Some people say I am brave because I went to Afghanistan. And I guess maybe I am. But I can tell you that fear was alongside my bravery. I think a lot of people look at people’s stories and just see the ending and not the fact that there is fear and struggle along the way.
I went to Afghanistan and was part of a Provincial Reconstruction Team. And went to parts of Afghanistan that only a handful of Americans have ever been to. There I was a Civil Engineer building schools in Afghanistan and working with the people of Afghanistan. I had good days where I got to see the beauty of the Kapisa Valley. And I had bad days where things didn’t go as we planned, loneliness crept into the business of my days, and just some overall hard days.
Deploying is Hard
There is a lot of things that happened in my story that are not pretty. Like the days when tears were the only way to get through each problem. There were other days when I had to pretend like things were not as bad as they were. On days like that, I found other things to look forward to. My friend and I built a garden outside our office and it was something that we looked forward to as we watched it grow and change. It was something not typical for the deployment and almost made it feel like we were home.
The hardest part of my deployment was definitely not being shot at with bullets or rockets. It was the day we got shot at with words. When things that were not true were said about us and believed by others. And the work we had accomplished was discounted and set aside. When the people we had worked with for months no longer believed that we were the same people.

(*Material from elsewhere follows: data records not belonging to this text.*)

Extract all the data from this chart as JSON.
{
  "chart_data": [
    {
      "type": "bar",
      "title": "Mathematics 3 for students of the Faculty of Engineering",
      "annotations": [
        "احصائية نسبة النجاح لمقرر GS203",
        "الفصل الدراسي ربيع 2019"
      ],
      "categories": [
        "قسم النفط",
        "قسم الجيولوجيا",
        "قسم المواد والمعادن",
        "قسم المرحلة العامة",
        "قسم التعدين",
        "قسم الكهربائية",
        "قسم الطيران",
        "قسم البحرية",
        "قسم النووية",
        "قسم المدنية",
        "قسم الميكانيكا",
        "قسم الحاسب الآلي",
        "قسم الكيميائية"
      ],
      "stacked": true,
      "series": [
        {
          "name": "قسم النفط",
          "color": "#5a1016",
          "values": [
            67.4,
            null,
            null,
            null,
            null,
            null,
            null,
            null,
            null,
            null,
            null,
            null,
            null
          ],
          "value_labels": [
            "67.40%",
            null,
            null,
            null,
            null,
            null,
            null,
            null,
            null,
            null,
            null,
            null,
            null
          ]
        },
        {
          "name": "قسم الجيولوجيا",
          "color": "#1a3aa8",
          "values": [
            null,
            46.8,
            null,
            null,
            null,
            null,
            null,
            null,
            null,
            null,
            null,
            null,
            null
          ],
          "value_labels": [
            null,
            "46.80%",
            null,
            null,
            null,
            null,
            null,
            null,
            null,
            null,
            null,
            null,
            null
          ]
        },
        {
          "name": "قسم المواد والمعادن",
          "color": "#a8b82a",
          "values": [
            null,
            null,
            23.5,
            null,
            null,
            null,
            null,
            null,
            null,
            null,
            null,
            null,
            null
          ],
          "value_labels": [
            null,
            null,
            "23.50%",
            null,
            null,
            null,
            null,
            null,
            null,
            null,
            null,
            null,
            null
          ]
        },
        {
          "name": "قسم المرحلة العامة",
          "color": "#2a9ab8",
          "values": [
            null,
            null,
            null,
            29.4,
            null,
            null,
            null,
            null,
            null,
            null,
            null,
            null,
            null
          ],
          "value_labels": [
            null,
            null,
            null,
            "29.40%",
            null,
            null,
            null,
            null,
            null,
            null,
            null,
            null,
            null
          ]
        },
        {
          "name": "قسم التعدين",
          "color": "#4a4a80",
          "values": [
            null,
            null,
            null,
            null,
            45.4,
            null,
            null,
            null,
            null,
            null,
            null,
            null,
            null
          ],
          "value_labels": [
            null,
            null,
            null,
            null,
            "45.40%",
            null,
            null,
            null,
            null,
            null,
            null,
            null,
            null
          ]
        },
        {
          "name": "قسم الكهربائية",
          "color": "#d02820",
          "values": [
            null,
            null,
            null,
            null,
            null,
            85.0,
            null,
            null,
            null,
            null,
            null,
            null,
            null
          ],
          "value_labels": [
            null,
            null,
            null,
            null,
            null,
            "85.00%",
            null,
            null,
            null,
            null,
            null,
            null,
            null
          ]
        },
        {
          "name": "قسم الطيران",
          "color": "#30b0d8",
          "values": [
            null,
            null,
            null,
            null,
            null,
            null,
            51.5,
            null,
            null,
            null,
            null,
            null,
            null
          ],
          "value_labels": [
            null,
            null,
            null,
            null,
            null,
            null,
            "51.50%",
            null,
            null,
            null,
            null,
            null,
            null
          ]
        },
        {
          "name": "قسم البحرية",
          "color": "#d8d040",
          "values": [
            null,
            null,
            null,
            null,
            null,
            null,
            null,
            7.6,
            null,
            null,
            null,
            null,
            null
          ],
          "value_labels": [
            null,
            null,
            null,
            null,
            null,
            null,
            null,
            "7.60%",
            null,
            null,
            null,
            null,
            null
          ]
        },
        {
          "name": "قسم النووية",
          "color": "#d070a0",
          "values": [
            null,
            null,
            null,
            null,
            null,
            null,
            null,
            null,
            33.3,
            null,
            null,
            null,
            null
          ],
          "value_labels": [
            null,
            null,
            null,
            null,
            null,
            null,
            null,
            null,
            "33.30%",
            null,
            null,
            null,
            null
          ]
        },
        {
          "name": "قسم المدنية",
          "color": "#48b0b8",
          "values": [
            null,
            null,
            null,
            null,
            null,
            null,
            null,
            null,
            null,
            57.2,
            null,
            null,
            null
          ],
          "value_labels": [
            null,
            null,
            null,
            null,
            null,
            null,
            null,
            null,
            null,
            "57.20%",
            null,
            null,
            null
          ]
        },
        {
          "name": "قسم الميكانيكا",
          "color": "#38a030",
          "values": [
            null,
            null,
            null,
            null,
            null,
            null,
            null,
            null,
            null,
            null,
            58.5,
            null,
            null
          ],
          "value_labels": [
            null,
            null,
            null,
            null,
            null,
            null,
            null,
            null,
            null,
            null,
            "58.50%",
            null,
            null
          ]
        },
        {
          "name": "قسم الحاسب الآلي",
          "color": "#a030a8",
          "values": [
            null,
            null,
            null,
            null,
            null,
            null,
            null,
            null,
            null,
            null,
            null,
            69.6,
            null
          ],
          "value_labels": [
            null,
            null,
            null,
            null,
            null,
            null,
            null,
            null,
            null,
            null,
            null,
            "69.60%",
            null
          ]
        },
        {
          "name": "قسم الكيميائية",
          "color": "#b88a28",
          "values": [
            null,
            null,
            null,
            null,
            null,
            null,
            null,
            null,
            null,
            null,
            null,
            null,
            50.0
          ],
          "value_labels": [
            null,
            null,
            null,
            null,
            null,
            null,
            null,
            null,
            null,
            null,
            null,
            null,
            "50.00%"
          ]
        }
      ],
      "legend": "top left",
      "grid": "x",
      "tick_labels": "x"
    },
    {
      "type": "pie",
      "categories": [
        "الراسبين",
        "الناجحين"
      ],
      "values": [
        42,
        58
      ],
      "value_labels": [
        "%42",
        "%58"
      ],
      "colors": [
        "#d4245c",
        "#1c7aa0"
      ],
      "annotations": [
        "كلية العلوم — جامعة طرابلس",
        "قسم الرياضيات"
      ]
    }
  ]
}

That is what lies do and that is why I have so much trouble trusting people even today. Years later the scars that came from the deployment are not the things caused by the enemy, but instead by the people inside of the wire. The people on my team. The people I had once considered friends.
Have you ever had to learn to trust again? When you move you have to build a community to survive the new adventure of motherhood. As a new mom, you might feel loneliness and the fear that you are not doing a good enough job. You are desperate to find people you could rely on, but still so very much afraid.
Afraid that if you put my trust in them you might be betrayed again.
And it took a long time for me to open up, but it was worth the risk. Even though I got connected quickly, my walls stayed up. But eventually, I did share and let people in and this experience has been different. My friends here love me for who I am. They struggle with some of the same things I struggle with and when I reach out for help I’m given the support, encouragement, or whatever I need. It is an amazing blessing that if I hadn’t taken the chance to open up again I would have missed.
The scars from my deployment have stayed with me long after I returned home.
So maybe you think I’m brave for going to a foreign country and into a combat zone, but really I didn’t have a choice. Looking back, I think I’m brave for trusting people again.
Those scars hurt, but I think they are finally starting to heal.